[Frontiers in Bioscience 10, 2373-2396, September 1, 2005]
NEURONAL FUNCTION AND ALPHA3 ISOFORM OF THE Na/K-ATPase
Maxim Dobretsov 1, and Joseph R. Stimers 2
1Department of Anesthesiology and 2 Department of Pharmacology and Toxicology, University of Arkansas for Medical Sciences, 4301 West Markham Street, Little Rock, AR 72205
TABLE OF CONTENTS
The Na/K-ATPase is a complex of integral membrane proteins that carries out active transport of sodium and potassium across the cell plasma membrane, and maintains chemical gradients of these ions. The alpha subunit of the Na/K-ATPase has several isoforms that are expressed in a cell type- and tissue-dependent manner. In adult vertebrates, while kidney cells express mostly alpha1, muscle and glial cells - alpha1 and alpha2, and sperm cells - alpha1 and alpha4 isoforms of Na/K-ATPase, neurons may express alpha1, alpha2, alpha3 or any combination of these isoforms, and evidence suggests that neuronal type is the determining factor.
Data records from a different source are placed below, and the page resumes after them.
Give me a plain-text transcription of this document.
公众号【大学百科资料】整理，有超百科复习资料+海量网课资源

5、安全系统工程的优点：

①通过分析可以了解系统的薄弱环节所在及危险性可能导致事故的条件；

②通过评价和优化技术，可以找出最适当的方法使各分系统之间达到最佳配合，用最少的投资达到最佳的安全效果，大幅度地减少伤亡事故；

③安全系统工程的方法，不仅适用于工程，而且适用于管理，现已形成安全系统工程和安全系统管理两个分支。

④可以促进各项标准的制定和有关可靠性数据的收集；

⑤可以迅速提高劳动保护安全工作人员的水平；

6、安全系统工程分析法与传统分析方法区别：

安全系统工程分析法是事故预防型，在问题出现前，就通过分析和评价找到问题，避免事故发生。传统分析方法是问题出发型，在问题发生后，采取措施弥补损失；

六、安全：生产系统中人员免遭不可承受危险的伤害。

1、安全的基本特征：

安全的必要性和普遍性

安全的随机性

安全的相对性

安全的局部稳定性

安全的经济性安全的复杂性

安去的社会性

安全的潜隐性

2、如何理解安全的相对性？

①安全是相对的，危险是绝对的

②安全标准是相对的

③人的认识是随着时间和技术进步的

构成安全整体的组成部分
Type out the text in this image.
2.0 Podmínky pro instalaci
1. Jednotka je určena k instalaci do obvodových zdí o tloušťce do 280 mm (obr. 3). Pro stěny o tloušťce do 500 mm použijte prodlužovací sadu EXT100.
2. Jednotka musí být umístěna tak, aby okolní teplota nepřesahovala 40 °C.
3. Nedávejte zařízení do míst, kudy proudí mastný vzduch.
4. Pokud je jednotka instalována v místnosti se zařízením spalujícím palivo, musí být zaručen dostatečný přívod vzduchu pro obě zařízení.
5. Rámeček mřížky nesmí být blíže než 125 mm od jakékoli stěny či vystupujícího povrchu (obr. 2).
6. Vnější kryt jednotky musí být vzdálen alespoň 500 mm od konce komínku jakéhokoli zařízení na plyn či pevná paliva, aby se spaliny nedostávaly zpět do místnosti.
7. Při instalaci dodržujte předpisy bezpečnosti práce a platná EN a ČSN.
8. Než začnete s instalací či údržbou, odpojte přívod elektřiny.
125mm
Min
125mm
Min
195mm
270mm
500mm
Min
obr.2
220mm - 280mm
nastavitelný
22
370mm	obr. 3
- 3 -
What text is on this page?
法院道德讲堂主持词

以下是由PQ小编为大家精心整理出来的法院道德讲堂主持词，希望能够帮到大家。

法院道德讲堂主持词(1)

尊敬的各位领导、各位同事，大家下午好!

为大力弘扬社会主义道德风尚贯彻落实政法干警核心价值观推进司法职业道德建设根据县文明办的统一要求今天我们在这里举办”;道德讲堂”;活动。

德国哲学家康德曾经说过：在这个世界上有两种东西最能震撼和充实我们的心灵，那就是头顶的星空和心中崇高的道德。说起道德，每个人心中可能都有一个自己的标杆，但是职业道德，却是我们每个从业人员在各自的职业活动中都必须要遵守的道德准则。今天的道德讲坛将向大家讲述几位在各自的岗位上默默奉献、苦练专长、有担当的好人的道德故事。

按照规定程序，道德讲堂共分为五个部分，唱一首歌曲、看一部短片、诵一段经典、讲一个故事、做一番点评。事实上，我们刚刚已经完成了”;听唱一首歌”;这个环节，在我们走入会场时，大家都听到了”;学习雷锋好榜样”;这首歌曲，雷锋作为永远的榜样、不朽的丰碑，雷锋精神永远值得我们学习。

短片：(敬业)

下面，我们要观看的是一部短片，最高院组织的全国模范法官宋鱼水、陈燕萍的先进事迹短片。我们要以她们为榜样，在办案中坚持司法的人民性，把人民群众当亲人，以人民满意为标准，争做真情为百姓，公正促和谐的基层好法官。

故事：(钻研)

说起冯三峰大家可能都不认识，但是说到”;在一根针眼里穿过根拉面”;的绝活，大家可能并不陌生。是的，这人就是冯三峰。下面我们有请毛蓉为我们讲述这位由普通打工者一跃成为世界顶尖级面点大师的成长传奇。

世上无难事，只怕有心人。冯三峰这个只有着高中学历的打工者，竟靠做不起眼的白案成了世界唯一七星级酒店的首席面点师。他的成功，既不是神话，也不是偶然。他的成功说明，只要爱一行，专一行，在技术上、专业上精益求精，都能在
The functional significance of multiple isoforms of the Na/K-ATPase and their non-uniform expression, and the link between neuron function and expression of a given isoform of the Na/K-ATPase in particular, remains unknown. Several hypotheses on this account were introduced, and in this work we will review the present status of these hypotheses, and their standing in application to recent data on the expression of isoforms of the Na/K-ATPase in the peripheral nervous system of vertebrate animals.